To address these issues in future research, we plan to leverage superior models such as the recently released GPT-4o. We propose two potential strategies:
- **Weighted Majority Voting**: Here, GPT-4.5 turbo is used alongside GPT-3.5 turbo annotators. Given its superior performance, GPT-4.5 turbo is assigned more weight in the annotation process. For example, instead of using five GPT-3.5 turbo models, we could use three GPT-3.5 turbo models and one GPT-4.5 turbo model, where GPT-4.5 turbo has double the weight of a GPT-3.5 turbo annotator. This approach treats GPT-4.5 turbo as an expert annotator, where agreement between at least one GPT-3.5 annotator and GPT-4.5 turbo results in the deletion of the document.

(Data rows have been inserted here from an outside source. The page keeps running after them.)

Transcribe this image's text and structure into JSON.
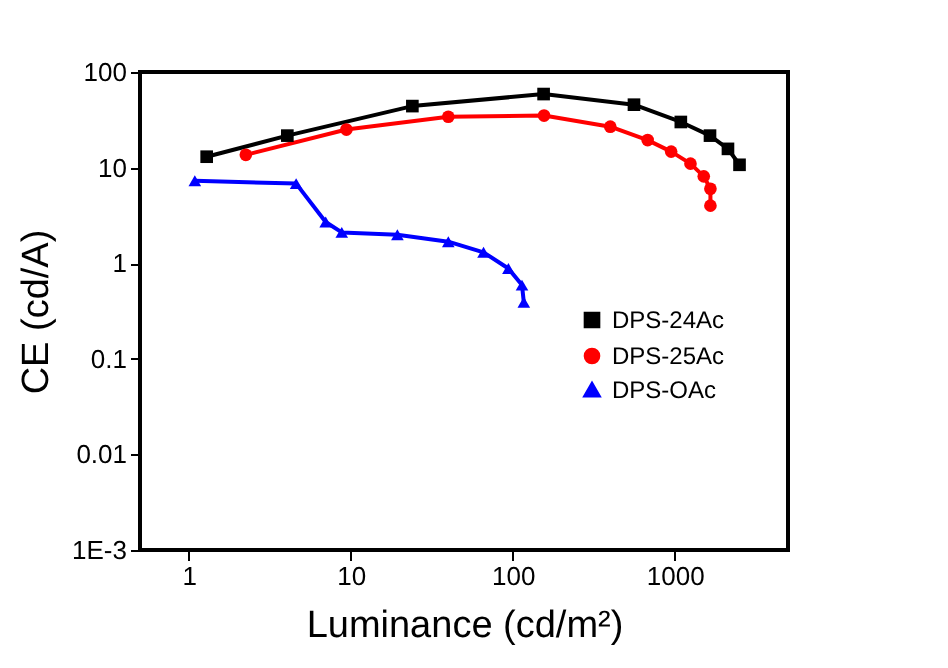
{
  "chart_data": {
    "type": "line",
    "xlabel": "Luminance (cd/m²)",
    "ylabel": "CE (cd/A)",
    "log": "xy",
    "grid": false,
    "legend": "right",
    "xlim": [
      0.5,
      5000
    ],
    "xticks": [
      1,
      10,
      100,
      1000
    ],
    "ylim": [
      0.001,
      100
    ],
    "yticks": [
      {
        "value": 0.001,
        "label": "1E-3"
      },
      0.01,
      0.1,
      1,
      10,
      100
    ],
    "series": [
      {
        "name": "DPS-24Ac",
        "color": "#000000",
        "marker": "square",
        "x": [
          1.29,
          4.06,
          24,
          155,
          560,
          1090,
          1650,
          2130,
          2510
        ],
        "values": [
          13,
          21.6,
          44,
          58.8,
          45.5,
          30,
          21.6,
          15.7,
          10.7
        ]
      },
      {
        "name": "DPS-25Ac",
        "color": "#ff0000",
        "marker": "circle",
        "x": [
          2.25,
          9.4,
          40,
          156,
          400,
          680,
          950,
          1250,
          1510,
          1660,
          1660
        ],
        "values": [
          13.6,
          25,
          34,
          35,
          26.8,
          19.4,
          14.7,
          11,
          8.1,
          6,
          4
        ]
      },
      {
        "name": "DPS-OAc",
        "color": "#0000ff",
        "marker": "triangle",
        "x": [
          1.09,
          4.6,
          7,
          8.8,
          19.4,
          40,
          66,
          94,
          114,
          117
        ],
        "values": [
          7.3,
          6.8,
          2.7,
          2.1,
          1.98,
          1.68,
          1.3,
          0.88,
          0.59,
          0.39
        ]
      }
    ]
  }
}
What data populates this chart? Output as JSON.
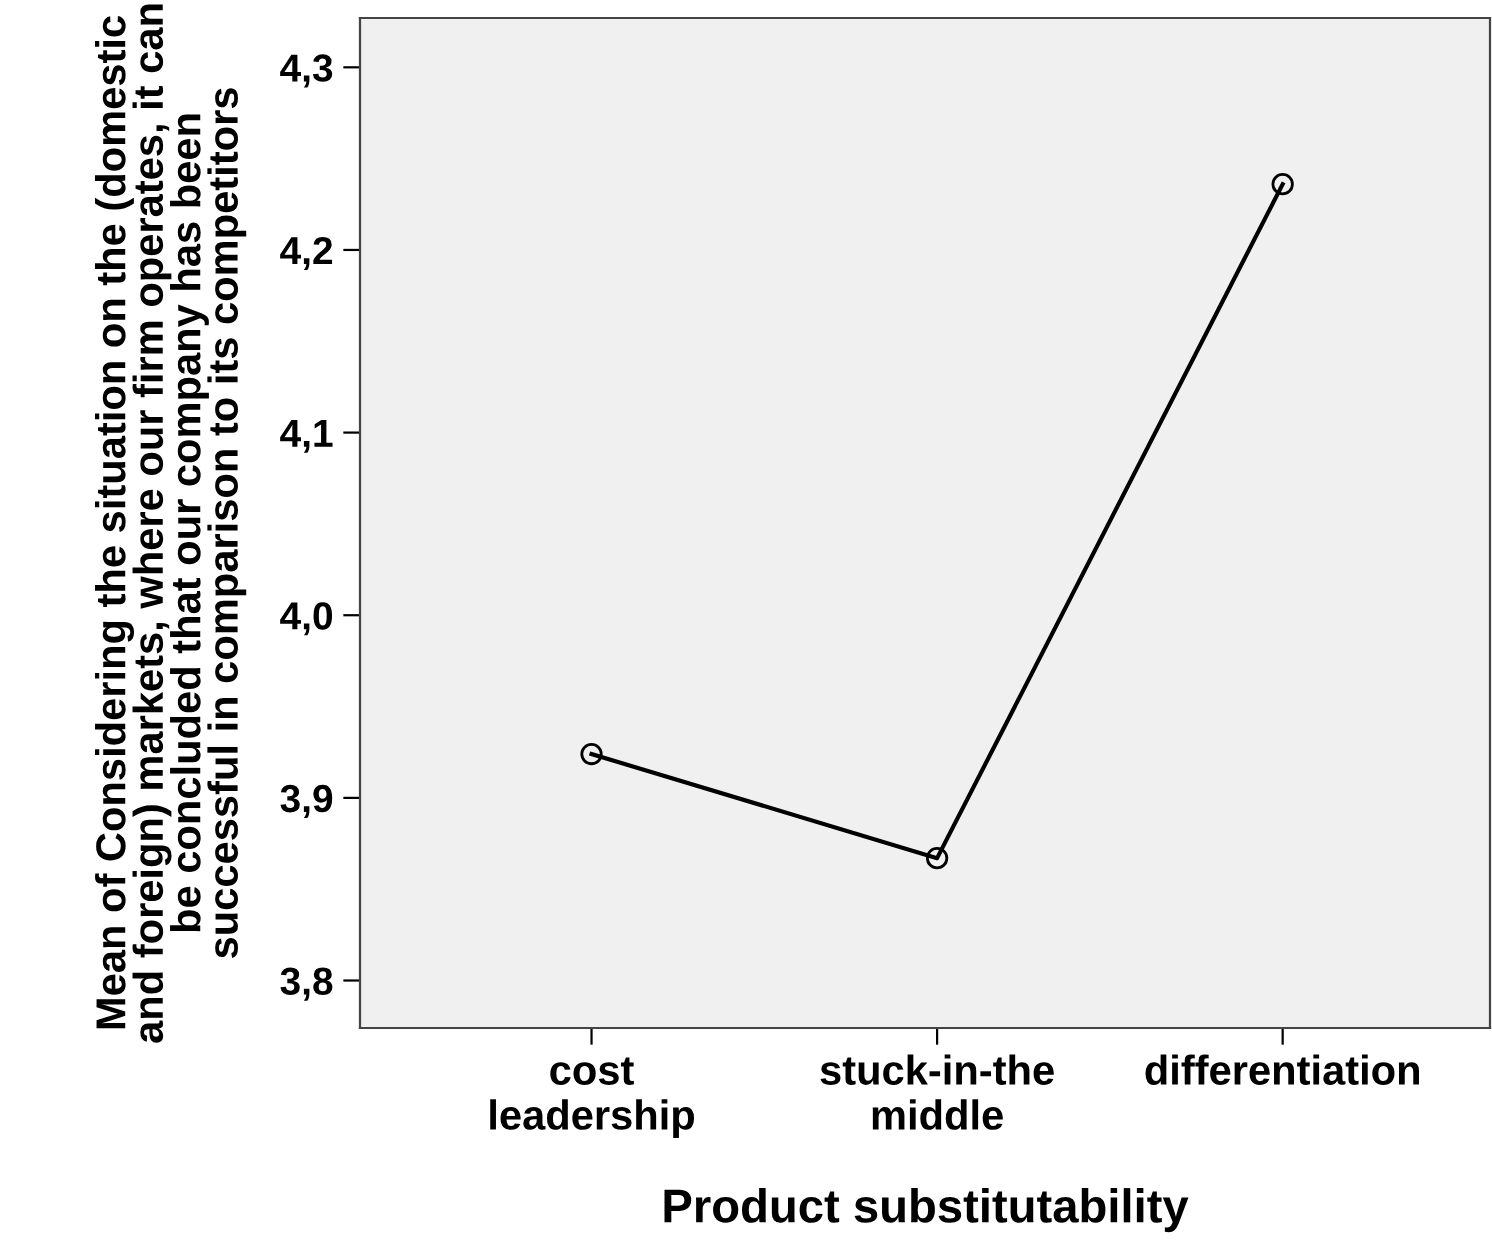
{
  "chart_data": {
    "type": "line",
    "xlabel": "Product substitutability",
    "ylabel": "Mean of Considering the situation on the (domestic and foreign) markets, where our firm operates, it can be concluded that our company has been successful in comparison to its competitors",
    "categories": [
      "cost\nleadership",
      "stuck-in-the\nmiddle",
      "differentiation"
    ],
    "series": [
      {
        "color": "#000000",
        "values": [
          3.924,
          3.867,
          4.236
        ]
      }
    ],
    "marker": "circle",
    "ylim": [
      3.774,
      4.327
    ],
    "yticks": [
      {
        "value": 3.8,
        "label": "3,8"
      },
      {
        "value": 3.9,
        "label": "3,9"
      },
      {
        "value": 4.0,
        "label": "4,0"
      },
      {
        "value": 4.1,
        "label": "4,1"
      },
      {
        "value": 4.2,
        "label": "4,2"
      },
      {
        "value": 4.3,
        "label": "4,3"
      }
    ],
    "grid": false
  }
}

- **Verification of Annotation Result**: In this approach, GPT-4.5 turbo does not participate in the initial annotation process. Instead, it verifies the results of GPT-3.5 turbo annotators by taking the set of documents, summaries, and annotation results as input, thus acting as an expert annotator supervising the outputs of standard annotators.
We believe these strategies could significantly reduce errors and improve annotation quality in future studies.
Once again, we extend our profound gratitude for your continued engagement and constructive feedback, which have been instrumental in enhancing the quality of our study. We hope this response addresses your concerns.